Гина вышла и закрыла за собой дверь. Щеки у нее порозовели, в глазах стояли слезы. Она решила было позвонить Герцу Яноверу, но испугалась, что кто-нибудь выйдет из гостиной и услышит, о чем идет речь. Она пошла на кухню и вернулась с кувшином, тазом и полотенцем. Акива снял шляпу, под ней оказалась смятая кипа. Под расстегнутым лапсердаком Гина разглядела талис и цицит.
— Можешь помыться, — сказала она. — Хочешь, я принесу тебе поесть? Внизу кошерная мясная лавка.
Акива замахал руками.
— Съешь хотя бы хлеба или яблоко.
— Я не голоден. Сядь. Хочу тебя кое о чем расспросить.
— Спрашивай.
— Говори, как есть. Ты жила с ним в грехе?
Гина почувствовала, как у нее пылают щеки. Она сделала шаг к двери, а затем повернулась к Акиве лицом.
— Опять ты за свое, — сказала она. — Ты уж прости меня, Акива, но мне просто смешно тебя слушать.
— Согласно Талмуду, женщина, совершающая прелюбодеяние, нечиста не только перед своим мужем, но и перед своим соблазнителем.
— Только не цитируй мне Талмуд. Если ты готов дать развод — давай, а от упреков меня избавь.
— Дело не в упреках. Какой смысл в разводе, если твой грех никуда не девается? В Талмуде такой развод сравнивается с омовением человека, который одной рукой моется, а в другой держит мертвую змею.
— В геенну все равно же попаду я, а не ты. Я достаточно настрадалась в жизни и готова к любой пытке — пускай на том свете хоть ножами кромсают. Ты и сам прекрасно знаешь, что я претерпела. Наш брак с самого начала никаким браком не был.

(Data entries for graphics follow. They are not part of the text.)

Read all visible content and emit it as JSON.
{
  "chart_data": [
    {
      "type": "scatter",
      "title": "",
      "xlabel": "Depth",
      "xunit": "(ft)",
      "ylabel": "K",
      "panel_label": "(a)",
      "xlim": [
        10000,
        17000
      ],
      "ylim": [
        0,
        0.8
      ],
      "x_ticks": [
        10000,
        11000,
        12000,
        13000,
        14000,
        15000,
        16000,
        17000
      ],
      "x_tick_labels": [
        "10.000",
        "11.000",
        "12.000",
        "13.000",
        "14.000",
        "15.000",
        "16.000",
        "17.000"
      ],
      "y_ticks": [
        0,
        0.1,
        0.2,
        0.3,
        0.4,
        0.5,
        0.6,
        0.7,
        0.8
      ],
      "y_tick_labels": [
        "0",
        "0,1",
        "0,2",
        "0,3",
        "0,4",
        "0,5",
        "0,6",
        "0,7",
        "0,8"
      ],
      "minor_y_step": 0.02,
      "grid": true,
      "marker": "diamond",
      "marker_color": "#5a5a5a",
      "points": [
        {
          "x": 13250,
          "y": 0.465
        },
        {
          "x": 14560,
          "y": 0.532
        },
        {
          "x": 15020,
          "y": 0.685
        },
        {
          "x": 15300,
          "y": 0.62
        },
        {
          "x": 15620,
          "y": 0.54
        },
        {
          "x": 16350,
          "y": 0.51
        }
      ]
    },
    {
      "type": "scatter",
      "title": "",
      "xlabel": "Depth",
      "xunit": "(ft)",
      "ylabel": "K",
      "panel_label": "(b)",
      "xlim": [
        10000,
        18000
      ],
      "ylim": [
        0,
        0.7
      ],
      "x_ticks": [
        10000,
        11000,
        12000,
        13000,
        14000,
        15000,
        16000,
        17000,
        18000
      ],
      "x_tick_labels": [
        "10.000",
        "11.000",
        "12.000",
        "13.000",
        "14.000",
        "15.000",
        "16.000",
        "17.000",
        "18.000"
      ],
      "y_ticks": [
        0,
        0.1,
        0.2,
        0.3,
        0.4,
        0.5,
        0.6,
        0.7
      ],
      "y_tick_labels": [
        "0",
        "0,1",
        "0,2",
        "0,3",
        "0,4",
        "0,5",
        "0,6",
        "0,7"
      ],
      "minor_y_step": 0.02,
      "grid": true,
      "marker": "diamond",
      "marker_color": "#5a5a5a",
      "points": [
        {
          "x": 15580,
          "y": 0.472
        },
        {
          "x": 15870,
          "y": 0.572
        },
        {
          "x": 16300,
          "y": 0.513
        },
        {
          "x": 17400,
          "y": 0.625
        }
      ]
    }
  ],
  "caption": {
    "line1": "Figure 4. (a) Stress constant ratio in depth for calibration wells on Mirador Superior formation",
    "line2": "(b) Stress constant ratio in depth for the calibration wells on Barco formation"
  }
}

Уясни это себе раз и навсегда.
Некоторое время Акива молчал. А затем сказал:
— Я смотрю, тебе здесь, в Варшаве, живется не так уж плохо.

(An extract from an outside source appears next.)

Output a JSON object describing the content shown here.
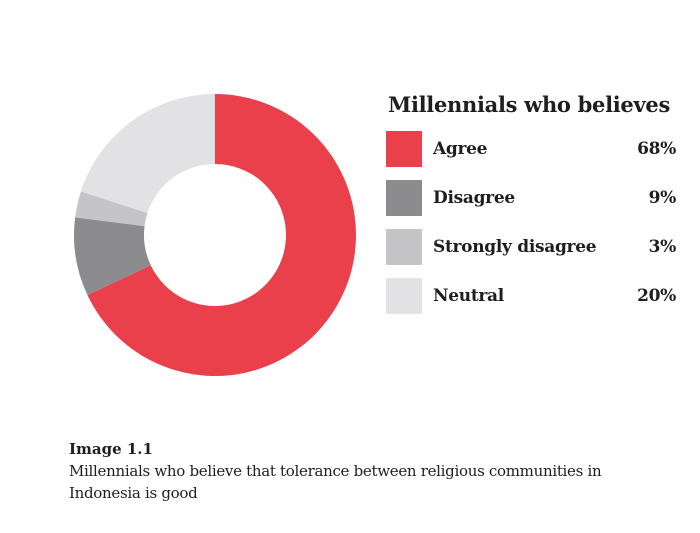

— Врагам моим такой жизни не пожелаю! Чудо, что я вообще еще жива! Ко всему прочему, у меня камни в почках. Иногда на стену от боли лезу. Мне надо лечиться, принимать теплые ванны — но ведь нет же ни гроша! Один Бог знает, сколько я так протяну!
— Если б ты сама не решила себя погубить, у тебя было бы все необходимое: достаток в этой жизни и рай — в загробной.
— Какая разница? Все равно же все предопределено. Можешь сегодня здесь переночевать. Эту комнату занимает один молодой провинциал, но я уложу его в другом месте. А сейчас мне надо идти — у меня гости.
— Что-то я не заметил у тебя на дверях мезузу.
— Висит на входной двери.
— Мезуза должна висеть на каждой двери. Я найду, где мне переночевать.
— Где же? Уже поздно.
— На Францисканской.
— Послушай меня — оставайся здесь. Хочешь, я прибью мезузу и на твою дверь. Раз уж пришел, оставайся, а завтра, будем живы, все решим. Раз и навсегда. Кто знает, может, они опять станут тебя уговаривать, и придется начинать все сначала.
— Мезузу, прежде чем вешать, надо осмотреть.
— Кто ж тебе мешает? Вот и осмотри.
— Это должен делать сойфер. Что-то может быть не так, бывает пропущена буква…
— Господи! Ты меня с ума сведешь! Я уже успела отвыкнуть от этого фанатизма. Подожди здесь. И не страдай — грех будет на мне.